Clearly Erik Tuxen, Thomas Jensen, and Launy Grøndahl were the earliest conductors to record Nielsen's music, but in terms of exposing the music to the wider audience outside Denmark, Leonard Bernstein, I felt, really jump started that (not taking away the pioneering efforts of Stokowski, Horenstein, Max Rudolf, Martinon, and Morton Gould). Eugene Ormandy played a huge role in this also. Blomstedt came alone and did comprehensive surveys of Nielsen's orchestral music (first with the Danish Radio Symphony Orchestra and then with the San Francisco Symphony) while Ole Schmidt's set with the London Symphony is a milestone in its own right. By the 1980s and onward, there was really no turning back, and now there are no less than ten cycles of the symphonies and with more on the way (Gilbert is doing one with the New York Philharmonic to commemorate the 150th Anniversary of Nielsen's birth).
Great (or Compelling) Nielsen Conductors? Other than Erik Tuxen, Thomas Jensen, and Launy Grøndahl, whose recordings give us glimpses of how Nielsen himself approached his own music, I would also mention:
Bernstein: for this unrelenting energy and non-sentimental approach to Nielsen's rugged symphonic landscape, and yet found much humanity in the writing that's swelling. Take the beautiful second part of the Fifth Symphony's first movement for instance. And special mention must go to Elden C. Bailey, perhaps the most captivating snare drummer on record.

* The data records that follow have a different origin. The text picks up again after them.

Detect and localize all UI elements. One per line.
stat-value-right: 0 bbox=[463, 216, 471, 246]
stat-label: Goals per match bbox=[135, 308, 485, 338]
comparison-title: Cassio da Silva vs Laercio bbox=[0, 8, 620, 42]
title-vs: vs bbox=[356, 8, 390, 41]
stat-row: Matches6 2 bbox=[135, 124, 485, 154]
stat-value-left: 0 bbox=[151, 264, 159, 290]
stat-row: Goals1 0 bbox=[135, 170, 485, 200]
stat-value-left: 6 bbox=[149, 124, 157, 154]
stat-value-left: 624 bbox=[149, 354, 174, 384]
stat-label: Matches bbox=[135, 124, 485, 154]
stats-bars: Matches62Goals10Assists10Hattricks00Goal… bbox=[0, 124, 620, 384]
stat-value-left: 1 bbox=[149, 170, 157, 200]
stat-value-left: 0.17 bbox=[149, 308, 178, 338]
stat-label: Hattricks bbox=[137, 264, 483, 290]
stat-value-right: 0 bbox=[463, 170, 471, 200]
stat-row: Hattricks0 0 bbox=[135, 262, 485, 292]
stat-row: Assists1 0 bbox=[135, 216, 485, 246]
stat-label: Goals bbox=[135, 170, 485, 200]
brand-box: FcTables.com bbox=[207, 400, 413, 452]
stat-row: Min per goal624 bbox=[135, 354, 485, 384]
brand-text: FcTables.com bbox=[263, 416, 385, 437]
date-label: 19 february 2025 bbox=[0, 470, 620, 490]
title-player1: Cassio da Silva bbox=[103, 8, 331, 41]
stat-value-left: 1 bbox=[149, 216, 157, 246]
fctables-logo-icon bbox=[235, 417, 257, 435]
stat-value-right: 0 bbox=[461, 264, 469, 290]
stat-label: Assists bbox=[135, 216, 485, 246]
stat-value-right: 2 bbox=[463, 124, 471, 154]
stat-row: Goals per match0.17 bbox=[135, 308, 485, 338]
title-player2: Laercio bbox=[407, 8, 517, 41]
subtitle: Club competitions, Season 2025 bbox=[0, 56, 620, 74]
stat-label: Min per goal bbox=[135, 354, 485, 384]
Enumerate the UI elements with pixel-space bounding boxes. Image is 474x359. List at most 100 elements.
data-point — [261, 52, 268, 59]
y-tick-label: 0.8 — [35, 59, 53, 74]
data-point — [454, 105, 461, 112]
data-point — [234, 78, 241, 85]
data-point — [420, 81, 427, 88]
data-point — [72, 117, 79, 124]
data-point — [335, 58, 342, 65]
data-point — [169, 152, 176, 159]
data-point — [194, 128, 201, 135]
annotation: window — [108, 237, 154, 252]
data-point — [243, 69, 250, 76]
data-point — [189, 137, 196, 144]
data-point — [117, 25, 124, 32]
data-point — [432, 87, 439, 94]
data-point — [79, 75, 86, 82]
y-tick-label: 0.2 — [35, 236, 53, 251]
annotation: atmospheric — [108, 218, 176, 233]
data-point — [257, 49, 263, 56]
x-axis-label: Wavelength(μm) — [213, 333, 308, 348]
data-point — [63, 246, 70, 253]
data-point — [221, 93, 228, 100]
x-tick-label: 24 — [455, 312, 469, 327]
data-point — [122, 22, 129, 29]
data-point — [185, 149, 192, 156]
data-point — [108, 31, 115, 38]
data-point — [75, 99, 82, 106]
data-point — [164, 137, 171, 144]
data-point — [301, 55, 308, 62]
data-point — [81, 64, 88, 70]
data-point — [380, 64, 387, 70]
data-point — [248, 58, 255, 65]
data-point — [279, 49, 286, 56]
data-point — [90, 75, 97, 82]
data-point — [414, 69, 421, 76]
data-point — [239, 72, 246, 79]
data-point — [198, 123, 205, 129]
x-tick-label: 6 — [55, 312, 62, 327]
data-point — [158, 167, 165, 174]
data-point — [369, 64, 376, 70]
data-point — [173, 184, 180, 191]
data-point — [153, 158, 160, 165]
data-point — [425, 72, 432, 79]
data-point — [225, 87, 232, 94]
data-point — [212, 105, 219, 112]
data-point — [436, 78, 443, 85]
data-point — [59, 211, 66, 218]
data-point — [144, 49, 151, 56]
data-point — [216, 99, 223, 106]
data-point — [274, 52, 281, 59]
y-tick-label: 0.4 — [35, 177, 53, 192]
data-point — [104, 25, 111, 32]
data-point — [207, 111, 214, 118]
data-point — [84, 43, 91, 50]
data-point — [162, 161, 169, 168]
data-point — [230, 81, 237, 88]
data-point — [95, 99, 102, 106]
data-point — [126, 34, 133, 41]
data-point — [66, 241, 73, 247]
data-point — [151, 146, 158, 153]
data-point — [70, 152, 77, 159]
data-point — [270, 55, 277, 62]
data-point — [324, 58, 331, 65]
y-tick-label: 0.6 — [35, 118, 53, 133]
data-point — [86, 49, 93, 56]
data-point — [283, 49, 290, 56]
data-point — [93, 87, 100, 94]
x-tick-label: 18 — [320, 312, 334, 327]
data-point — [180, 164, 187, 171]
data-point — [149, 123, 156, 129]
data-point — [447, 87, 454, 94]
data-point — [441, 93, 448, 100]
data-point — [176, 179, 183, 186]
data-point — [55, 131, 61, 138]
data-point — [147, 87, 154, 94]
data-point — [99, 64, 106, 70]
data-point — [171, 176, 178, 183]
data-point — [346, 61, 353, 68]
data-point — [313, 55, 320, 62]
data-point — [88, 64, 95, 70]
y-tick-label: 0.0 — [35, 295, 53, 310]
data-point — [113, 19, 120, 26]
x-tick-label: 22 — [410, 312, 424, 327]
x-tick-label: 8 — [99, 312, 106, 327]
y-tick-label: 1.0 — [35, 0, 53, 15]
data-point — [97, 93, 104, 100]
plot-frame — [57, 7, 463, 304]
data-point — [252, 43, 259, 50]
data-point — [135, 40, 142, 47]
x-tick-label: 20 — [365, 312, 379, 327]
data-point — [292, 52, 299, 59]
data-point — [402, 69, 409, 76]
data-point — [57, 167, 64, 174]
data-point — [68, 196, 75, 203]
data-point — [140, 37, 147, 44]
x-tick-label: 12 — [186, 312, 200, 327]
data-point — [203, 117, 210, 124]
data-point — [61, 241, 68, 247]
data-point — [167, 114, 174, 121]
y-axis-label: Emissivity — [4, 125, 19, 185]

Bryden Thomson: for his straight-faced, unadorned approach to Nielsen, yet give the works the appropriate level of cragginess they require (the Third Symphony, for instance, which is among the best in the market in my opinion). Yet he has something fresh to say, like in the First Symphony for instance.
Myung-whun Chung, Blomstedt & Jarvi: who share the virtues of Bernstein, but with the dynamism that does not distract from Nielsen power of communication (but enhances it instead).
Ole Schmidt: his ensemble can be scrappy, but the sheer vitality and intensity of their readings cannot be ignored.
Douglas Bostock: for his unerring sense of directness and warmth (despite balancing issues in some of the recordings).
Horenstein: Unfortunately he did not do as much Nielsen as I would have like to see, but his efforts are more than noteworthy. His recording of "Saul and David" demonstrates the level of his sympathy with the score and his understanding of the composer.
Other glowing recordings:
Zubin Mehta with the Los Angeles Philharmonic (Nielsen's Fourth).
Solonen with the Swedish Radio Symphony (Nielsen's Second).
Kubelik with the Danish Radio Symphony (Nielsen's Fifth, a very fresh, insightful reading).
Ormandy with the Philadelphia (Nielsen's Sixth).
Bernstein with the Royal Danish Orchestra (Nielsen's Third).
Ulf Schirmer with Soloists and Danish National Royal Symphonic Orchestra and Choir (Maskarade).
Gennady Rozhdestvensky and the Danish Radio Symphony (Aladdin).
Thomas Dausgaard with the Danish Radio Symphony (Nielsen's overtures).
But enough of my take. Please, what say you?